After London, to Berkeley, on a Miller fellowship sponsored by Gerald Westheimer, who taught me about eye movements and magic optical arrangements such as the Maxwellian view, and Dick Eakin, who by then had looked at the ultrastructure of the eyes of just about everything. As the Chinese curse has it: “May you live in interesting times”. Berkeley in the late 60’s was certainly interesting. We had Eldridge Cleaver and the black panthers, people’s park, the Alameda County Sherriff’s deputies and finally the National Guard, with the Vietnam war in the background as the engine for much of the unrest. At the same time there was a wonderful gathering of eye people. Apart from my sponsors, Horace Barlow, Jack Pettigrew, Colin Blakemore and Bill Levick were there, as were Barry Frost, Ron Hoy and several other human physiologists. After one or two false starts I decided to work on jumping spiders, inspired by some remarkable work on their vision by Heinrich Homann in the 1920’s and set about collecting them by bashing branches of trees into an umbrella earning me a reputation as a harmless lunatic. Jumping spiders have movable principal eyes, and my most interesting discovery from that era was that when a spider sees a small moving target the eyes go into a very repeatable scanning routine involving both side to side and torsional movements of the retina. At least one function of this scanning routine was suggested already; it permitted the spider to make the distinction between objects that were edible and others that it would be more appropriate to mate. Oscar Drees had shown in the 1950’s that spiders really like legs: enough legs at the right angle and a male jumping spider will start his highland-fling-like mating dance.

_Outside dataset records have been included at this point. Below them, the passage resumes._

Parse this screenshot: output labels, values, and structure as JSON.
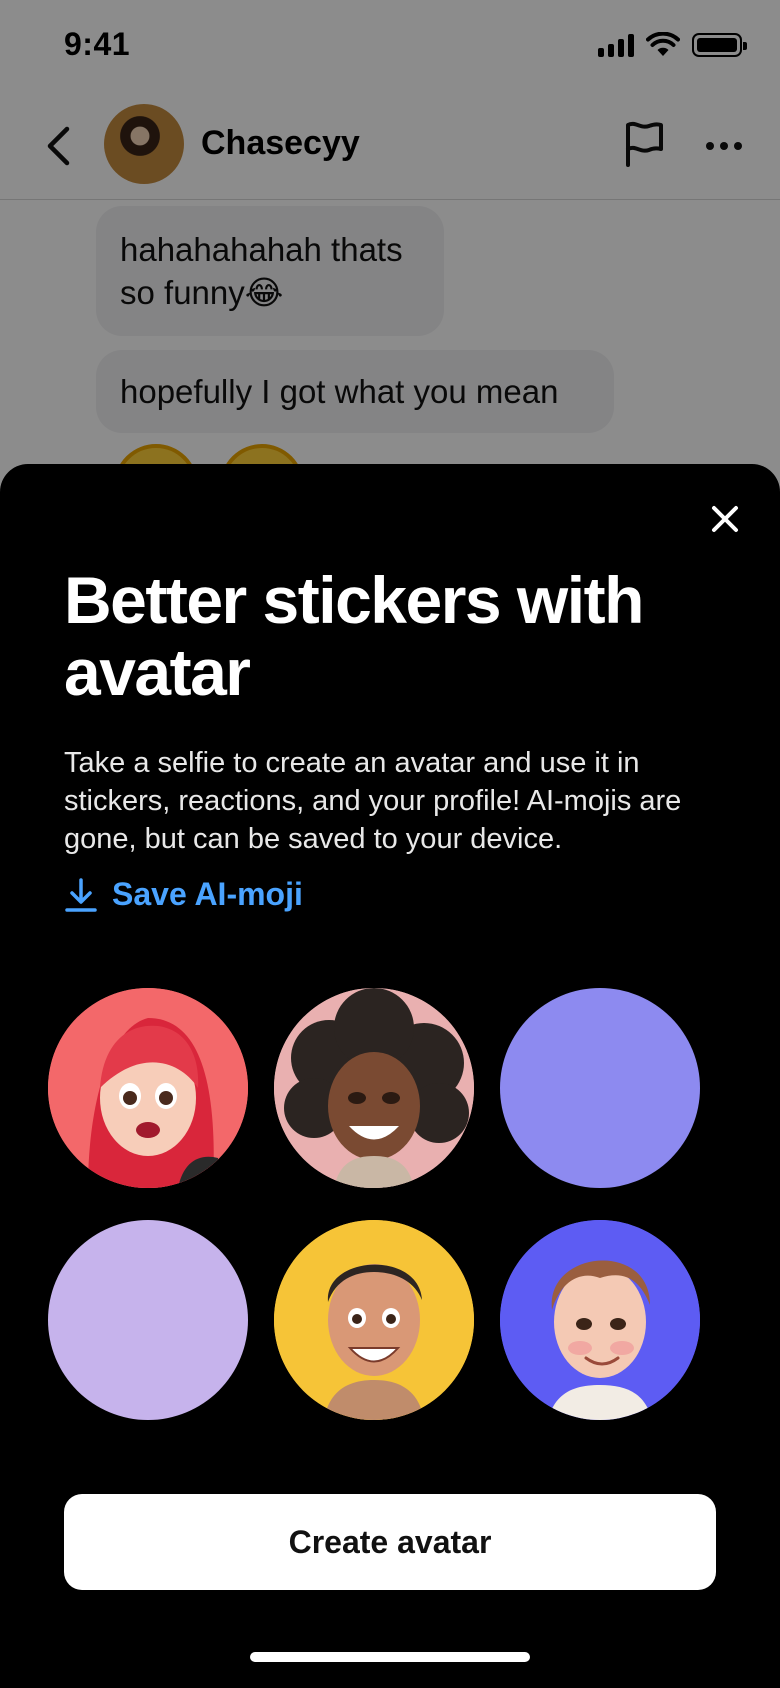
{
  "status_bar": {
    "time": "9:41"
  },
  "chat_header": {
    "contact_name": "Chasecyy"
  },
  "messages": [
    {
      "text": "hahahahahah thats so funny😂"
    },
    {
      "text": "hopefully I got what you mean"
    }
  ],
  "sheet": {
    "title": "Better stickers with avatar",
    "description": "Take a selfie to create an avatar and use it in stickers, reactions, and your profile! AI-mojis are gone, but can be saved to your device.",
    "save_link_label": "Save AI-moji",
    "create_button_label": "Create avatar"
  },
  "colors": {
    "link": "#4aa3ff",
    "sheet_background": "#000000",
    "avatar_bg_red": "#f3686a",
    "avatar_bg_pink": "#e9b0b0",
    "avatar_bg_periwinkle": "#8d8af0",
    "avatar_bg_lavender": "#c6b3ec",
    "avatar_bg_yellow": "#f6c437",
    "avatar_bg_blue": "#5d5cf3"
  }
}
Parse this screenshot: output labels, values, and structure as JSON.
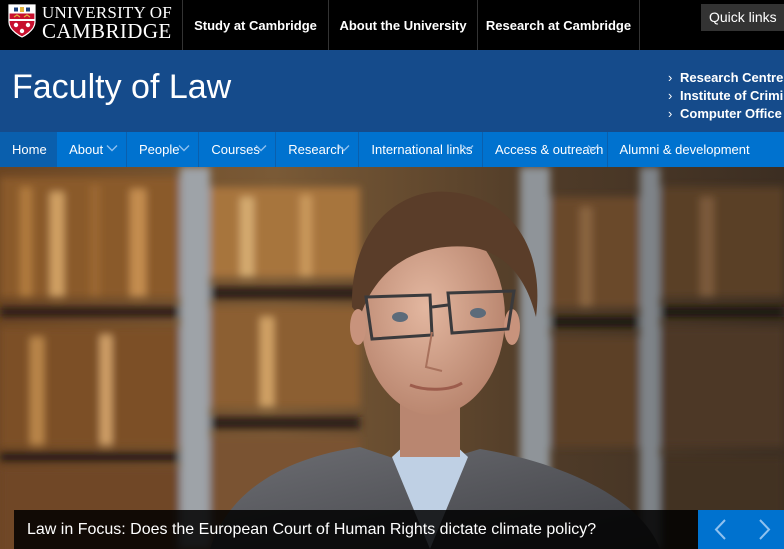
{
  "brand": {
    "line1": "UNIVERSITY OF",
    "line2": "CAMBRIDGE"
  },
  "topnav": {
    "items": [
      {
        "label": "Study at Cambridge"
      },
      {
        "label": "About the University"
      },
      {
        "label": "Research at Cambridge"
      }
    ],
    "quick_links": "Quick links"
  },
  "header": {
    "title": "Faculty of Law",
    "links": [
      {
        "label": "Research Centres"
      },
      {
        "label": "Institute of Criminology"
      },
      {
        "label": "Computer Office"
      }
    ]
  },
  "mainnav": {
    "items": [
      {
        "label": "Home",
        "active": true
      },
      {
        "label": "About"
      },
      {
        "label": "People"
      },
      {
        "label": "Courses"
      },
      {
        "label": "Research"
      },
      {
        "label": "International links"
      },
      {
        "label": "Access & outreach"
      },
      {
        "label": "Alumni & development"
      }
    ]
  },
  "hero": {
    "caption": "Law in Focus: Does the European Court of Human Rights dictate climate policy?"
  },
  "colors": {
    "header_blue": "#154b8b",
    "nav_blue": "#0072cf",
    "nav_active": "#0a5fad"
  }
}
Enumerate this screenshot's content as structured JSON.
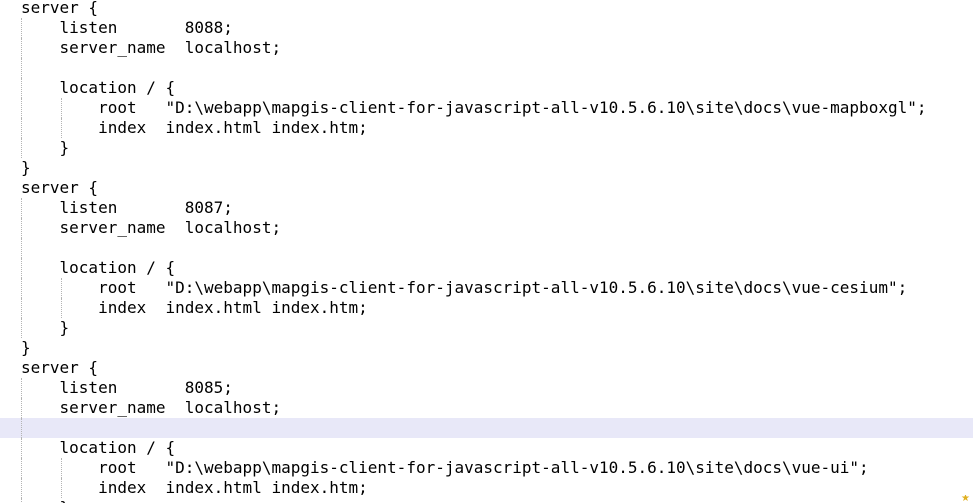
{
  "editor": {
    "lines": [
      {
        "text": "server {",
        "depth": 0
      },
      {
        "text": "    listen       8088;",
        "depth": 1
      },
      {
        "text": "    server_name  localhost;",
        "depth": 1
      },
      {
        "text": "",
        "depth": 1
      },
      {
        "text": "    location / {",
        "depth": 1
      },
      {
        "text": "        root   \"D:\\webapp\\mapgis-client-for-javascript-all-v10.5.6.10\\site\\docs\\vue-mapboxgl\";",
        "depth": 2
      },
      {
        "text": "        index  index.html index.htm;",
        "depth": 2
      },
      {
        "text": "    }",
        "depth": 1
      },
      {
        "text": "}",
        "depth": 0
      },
      {
        "text": "server {",
        "depth": 0
      },
      {
        "text": "    listen       8087;",
        "depth": 1
      },
      {
        "text": "    server_name  localhost;",
        "depth": 1
      },
      {
        "text": "",
        "depth": 1
      },
      {
        "text": "    location / {",
        "depth": 1
      },
      {
        "text": "        root   \"D:\\webapp\\mapgis-client-for-javascript-all-v10.5.6.10\\site\\docs\\vue-cesium\";",
        "depth": 2
      },
      {
        "text": "        index  index.html index.htm;",
        "depth": 2
      },
      {
        "text": "    }",
        "depth": 1
      },
      {
        "text": "}",
        "depth": 0
      },
      {
        "text": "server {",
        "depth": 0
      },
      {
        "text": "    listen       8085;",
        "depth": 1
      },
      {
        "text": "    server_name  localhost;",
        "depth": 1
      },
      {
        "text": "",
        "depth": 1,
        "current": true
      },
      {
        "text": "    location / {",
        "depth": 1
      },
      {
        "text": "        root   \"D:\\webapp\\mapgis-client-for-javascript-all-v10.5.6.10\\site\\docs\\vue-ui\";",
        "depth": 2
      },
      {
        "text": "        index  index.html index.htm;",
        "depth": 2
      },
      {
        "text": "    }",
        "depth": 1
      }
    ],
    "colors": {
      "background": "#ffffff",
      "text": "#000000",
      "current_line": "#e8e8f8",
      "indent_guide": "#b4b4b4"
    },
    "corner_icon": "bookmark-corner-icon"
  }
}
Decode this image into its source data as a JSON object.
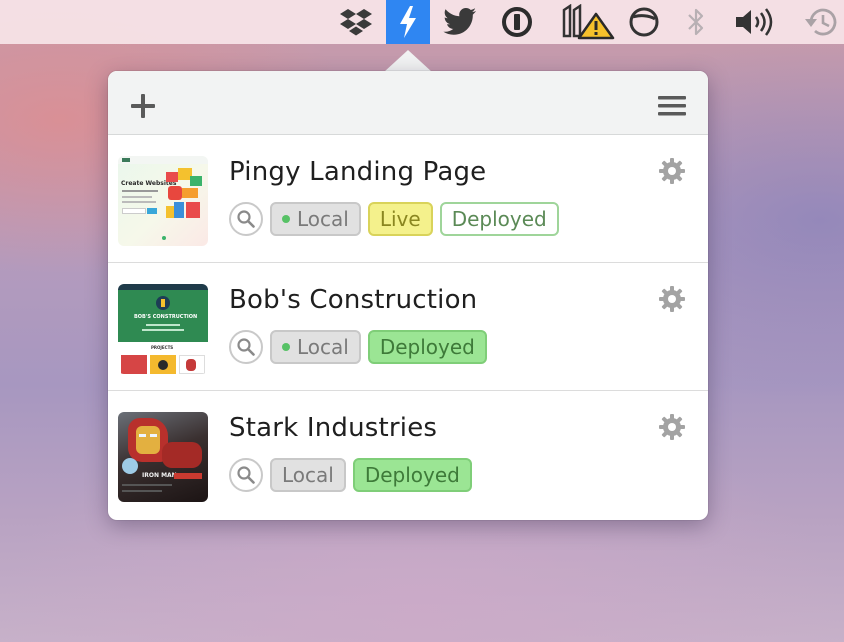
{
  "menubar": {
    "icons": [
      "dropbox-icon",
      "pingy-lightning-icon",
      "twitter-icon",
      "1password-icon",
      "alert-icon",
      "sync-icon",
      "bluetooth-icon",
      "volume-icon",
      "time-machine-icon"
    ],
    "active_color": "#2f86f2"
  },
  "toolbar": {
    "add_icon": "plus-icon",
    "menu_icon": "hamburger-menu-icon"
  },
  "sites": [
    {
      "title": "Pingy Landing Page",
      "thumb_heading": "Create Websites",
      "tags": {
        "local": "Local",
        "live": "Live",
        "deployed": "Deployed"
      }
    },
    {
      "title": "Bob's Construction",
      "thumb_heading": "BOB'S CONSTRUCTION",
      "thumb_subheading": "PROJECTS",
      "tags": {
        "local": "Local",
        "deployed": "Deployed"
      }
    },
    {
      "title": "Stark Industries",
      "thumb_heading": "IRON MAN",
      "tags": {
        "local": "Local",
        "deployed": "Deployed"
      }
    }
  ],
  "colors": {
    "local_dot": "#57c266",
    "live_bg": "#f4f18c",
    "deployed_bg": "#9be594"
  }
}
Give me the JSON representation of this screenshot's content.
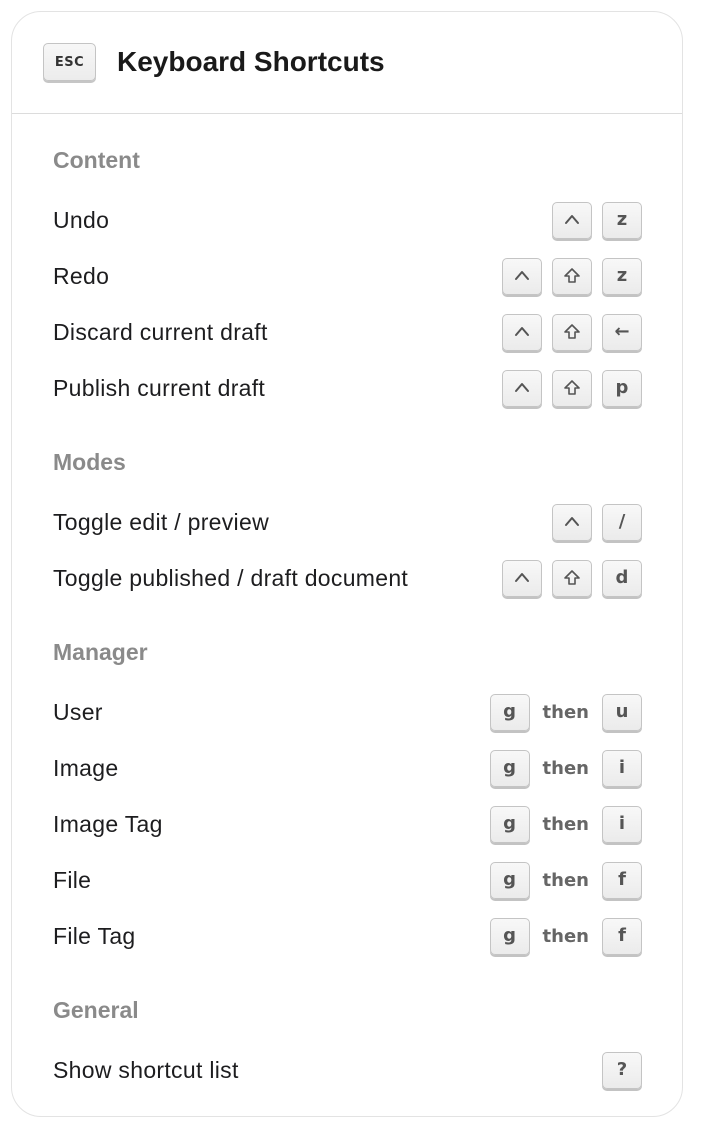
{
  "header": {
    "esc_label": "ESC",
    "title": "Keyboard Shortcuts"
  },
  "sections": [
    {
      "title": "Content",
      "rows": [
        {
          "label": "Undo",
          "keys": [
            "ctrl",
            "z"
          ]
        },
        {
          "label": "Redo",
          "keys": [
            "ctrl",
            "shift",
            "z"
          ]
        },
        {
          "label": "Discard current draft",
          "keys": [
            "ctrl",
            "shift",
            "←"
          ]
        },
        {
          "label": "Publish current draft",
          "keys": [
            "ctrl",
            "shift",
            "p"
          ]
        }
      ]
    },
    {
      "title": "Modes",
      "rows": [
        {
          "label": "Toggle edit / preview",
          "keys": [
            "ctrl",
            "/"
          ]
        },
        {
          "label": "Toggle published / draft document",
          "keys": [
            "ctrl",
            "shift",
            "d"
          ]
        }
      ]
    },
    {
      "title": "Manager",
      "rows": [
        {
          "label": "User",
          "keys": [
            "g",
            "then",
            "u"
          ]
        },
        {
          "label": "Image",
          "keys": [
            "g",
            "then",
            "i"
          ]
        },
        {
          "label": "Image Tag",
          "keys": [
            "g",
            "then",
            "i"
          ]
        },
        {
          "label": "File",
          "keys": [
            "g",
            "then",
            "f"
          ]
        },
        {
          "label": "File Tag",
          "keys": [
            "g",
            "then",
            "f"
          ]
        }
      ]
    },
    {
      "title": "General",
      "rows": [
        {
          "label": "Show shortcut list",
          "keys": [
            "?"
          ]
        }
      ]
    }
  ],
  "icons": {
    "ctrl": "control-caret-icon",
    "shift": "shift-arrow-icon"
  }
}
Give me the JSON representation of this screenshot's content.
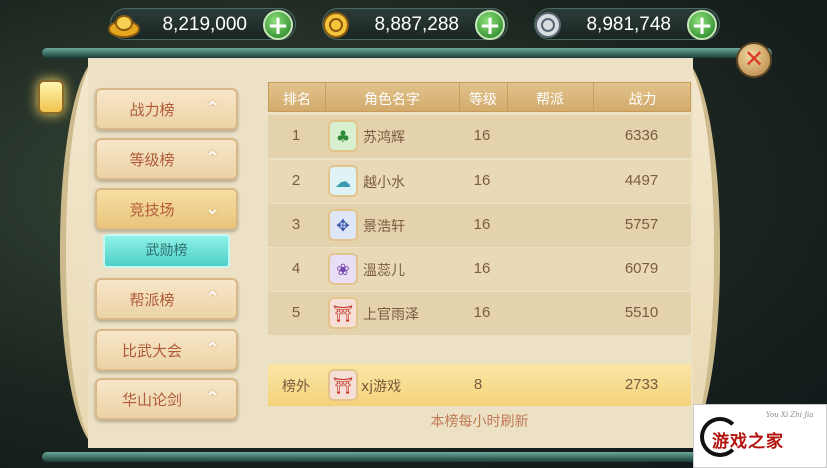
{
  "currencies": [
    {
      "icon": "gold-ingot-icon",
      "value": "8,219,000",
      "add_label": "+"
    },
    {
      "icon": "gold-coin-icon",
      "value": "8,887,288",
      "add_label": "+"
    },
    {
      "icon": "silver-coin-icon",
      "value": "8,981,748",
      "add_label": "+"
    }
  ],
  "close_label": "✕",
  "menu": {
    "items": [
      {
        "label": "战力榜",
        "chevron": "⌃"
      },
      {
        "label": "等级榜",
        "chevron": "⌃"
      },
      {
        "label": "竞技场",
        "chevron": "⌄"
      },
      {
        "label": "帮派榜",
        "chevron": "⌃"
      },
      {
        "label": "比武大会",
        "chevron": "⌃"
      },
      {
        "label": "华山论剑",
        "chevron": "⌃"
      }
    ],
    "sub_item": "武勋榜"
  },
  "table": {
    "headers": [
      "排名",
      "角色名字",
      "等级",
      "帮派",
      "战力"
    ],
    "rows": [
      {
        "rank": "1",
        "name": "苏鸿辉",
        "level": "16",
        "guild": "",
        "power": "6336",
        "avatar": "green-emblem-icon"
      },
      {
        "rank": "2",
        "name": "越小水",
        "level": "16",
        "guild": "",
        "power": "4497",
        "avatar": "cloud-emblem-icon"
      },
      {
        "rank": "3",
        "name": "景浩轩",
        "level": "16",
        "guild": "",
        "power": "5757",
        "avatar": "blue-emblem-icon"
      },
      {
        "rank": "4",
        "name": "溫蕊儿",
        "level": "16",
        "guild": "",
        "power": "6079",
        "avatar": "purple-emblem-icon"
      },
      {
        "rank": "5",
        "name": "上官雨泽",
        "level": "16",
        "guild": "",
        "power": "5510",
        "avatar": "red-emblem-icon"
      }
    ]
  },
  "my_rank": {
    "rank": "榜外",
    "name": "xj游戏",
    "level": "8",
    "guild": "",
    "power": "2733",
    "avatar": "red-emblem-icon"
  },
  "footer_note": "本榜每小时刷新",
  "watermark": {
    "main": "游戏之家",
    "sub": "You Xi Zhi Jia"
  },
  "colors": {
    "accent": "#d2ab6c",
    "text": "#7a5b3f",
    "highlight": "#f3d27a",
    "sub_button": "#4ecfc6"
  }
}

I returned to England in 1971, to a temporary post in the University of Sussex, a new and attractive campus that had managed to get most  of its buildings completed before the money ran out in the mid 1970’s. My first collaborations were with Tom Collett, on the ways flies chase each other, based on the observation that flies under lampshades seemed to go in for small-scale Snoopy and the Red Baron dog-fights, and if this was the case there would have to be appropriate control systems involved (I had earlier read some of Horst Mittelstaedt’s papers and become quite interested in control theory). Switching from houseflies to hoverflies Tom and I were particularly impressed by the similarities of some hoverfly behaviours to human eye movements – the saccades, tracking, optokinetic stabilizing, etc – except of course that these were brought about by flight manoeuvres not eye muscles. The thought that much behaviour, especially in insects, is to be explained as subserving the active uptake of visual information, is an idea that has remained with me ever since. Tom and I also looked at visual memory in hoverflies, and he developed ideas that were to lead to the celebrated “snapshot model” of bee landmark memory that he and Brian Cartwright developed in 1982.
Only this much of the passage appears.